An Iditarod dog dies after being buried in snow. On March 16, NBC News reported that the 5-year-old dog that died was the first dog death in Iditarod since 2009. The dog, named Dorado, was found dead in Unalakleet, an Inupiat Eskimo village. He had been left in the village by musher, Paige Drobny, which is common -- dogs are often dropped off if they get tired -- and the pup had "sore muscles." According to the report, drifted snow covered some of the dogs in Unalakleet but Dorado didn't make it.
"A necropsy, which is the animal equivalent of an autopsy, determined the cause of death was asphyxiation from being buried in snow in severe wind conditions, race marshal Mark Nordman said" (via NBC News).

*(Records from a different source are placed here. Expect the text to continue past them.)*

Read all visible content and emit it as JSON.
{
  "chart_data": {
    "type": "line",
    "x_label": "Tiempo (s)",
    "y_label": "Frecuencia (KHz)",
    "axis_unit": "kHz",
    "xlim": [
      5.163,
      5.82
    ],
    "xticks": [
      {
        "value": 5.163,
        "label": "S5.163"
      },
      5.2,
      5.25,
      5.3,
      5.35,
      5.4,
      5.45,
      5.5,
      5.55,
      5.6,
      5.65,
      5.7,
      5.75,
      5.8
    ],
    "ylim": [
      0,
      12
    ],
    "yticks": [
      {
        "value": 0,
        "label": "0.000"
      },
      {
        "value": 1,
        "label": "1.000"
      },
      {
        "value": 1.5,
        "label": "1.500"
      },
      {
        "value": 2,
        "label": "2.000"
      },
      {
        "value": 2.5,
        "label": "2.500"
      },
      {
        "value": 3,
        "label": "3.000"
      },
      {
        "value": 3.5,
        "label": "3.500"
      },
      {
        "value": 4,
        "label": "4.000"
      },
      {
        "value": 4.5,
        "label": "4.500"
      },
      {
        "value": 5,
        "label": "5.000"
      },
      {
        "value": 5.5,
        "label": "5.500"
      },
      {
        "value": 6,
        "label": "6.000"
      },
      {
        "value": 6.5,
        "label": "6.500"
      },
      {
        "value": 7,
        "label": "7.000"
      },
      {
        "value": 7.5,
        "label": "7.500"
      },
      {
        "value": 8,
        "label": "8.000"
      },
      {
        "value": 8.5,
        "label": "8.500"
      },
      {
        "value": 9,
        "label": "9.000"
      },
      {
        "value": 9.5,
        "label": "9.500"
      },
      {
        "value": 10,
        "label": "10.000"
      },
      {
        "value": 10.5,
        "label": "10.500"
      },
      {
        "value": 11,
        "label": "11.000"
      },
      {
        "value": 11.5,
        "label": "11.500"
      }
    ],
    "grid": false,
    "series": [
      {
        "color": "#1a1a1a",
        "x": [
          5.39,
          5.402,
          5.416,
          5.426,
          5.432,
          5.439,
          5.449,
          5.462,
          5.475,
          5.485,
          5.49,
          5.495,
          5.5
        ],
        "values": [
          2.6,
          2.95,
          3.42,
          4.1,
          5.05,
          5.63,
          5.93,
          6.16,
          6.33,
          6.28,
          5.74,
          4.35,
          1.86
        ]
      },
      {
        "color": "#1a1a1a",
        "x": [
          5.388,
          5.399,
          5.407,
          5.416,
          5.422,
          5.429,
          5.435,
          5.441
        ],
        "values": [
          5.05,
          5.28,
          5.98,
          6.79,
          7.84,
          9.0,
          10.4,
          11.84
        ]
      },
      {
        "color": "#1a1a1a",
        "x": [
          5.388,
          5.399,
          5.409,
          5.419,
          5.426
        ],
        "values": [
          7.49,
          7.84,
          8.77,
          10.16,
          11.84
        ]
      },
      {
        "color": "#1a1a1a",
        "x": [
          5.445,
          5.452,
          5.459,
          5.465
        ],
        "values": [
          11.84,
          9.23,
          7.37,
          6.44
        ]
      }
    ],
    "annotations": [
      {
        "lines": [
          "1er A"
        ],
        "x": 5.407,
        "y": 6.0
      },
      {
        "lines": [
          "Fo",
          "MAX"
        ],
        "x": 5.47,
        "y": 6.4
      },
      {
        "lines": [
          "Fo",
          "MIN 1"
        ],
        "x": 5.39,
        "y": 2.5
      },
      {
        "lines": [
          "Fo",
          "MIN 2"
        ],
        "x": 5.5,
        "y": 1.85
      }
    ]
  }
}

The Iditarod dog dies marking a break in the "safety streak" that was used as evidence to prove that the race dogs were properly cared for. It is unknown exactly how long the dogs were left out in the cold, but they were reportedly checked on in the middle of the night. They waited in Unalakleet for a flight back to Anchorage. Dorado, however, didn't make it. This incident is obviously fueling a burning fire inside those who oppose the Iditarod race.
"Our stance on the Iditarod has always been that people who care about dogs should not support the race. It's a cruel spectacle," said Ashley Byrne, campaign specialist for People for the Ethical Treatment of Animals (via NBC News).
When an Iditarod dog dies, many things are looked in to. Sadly, this sounds like a terrible accident. Dorado's breed was likely a Husky.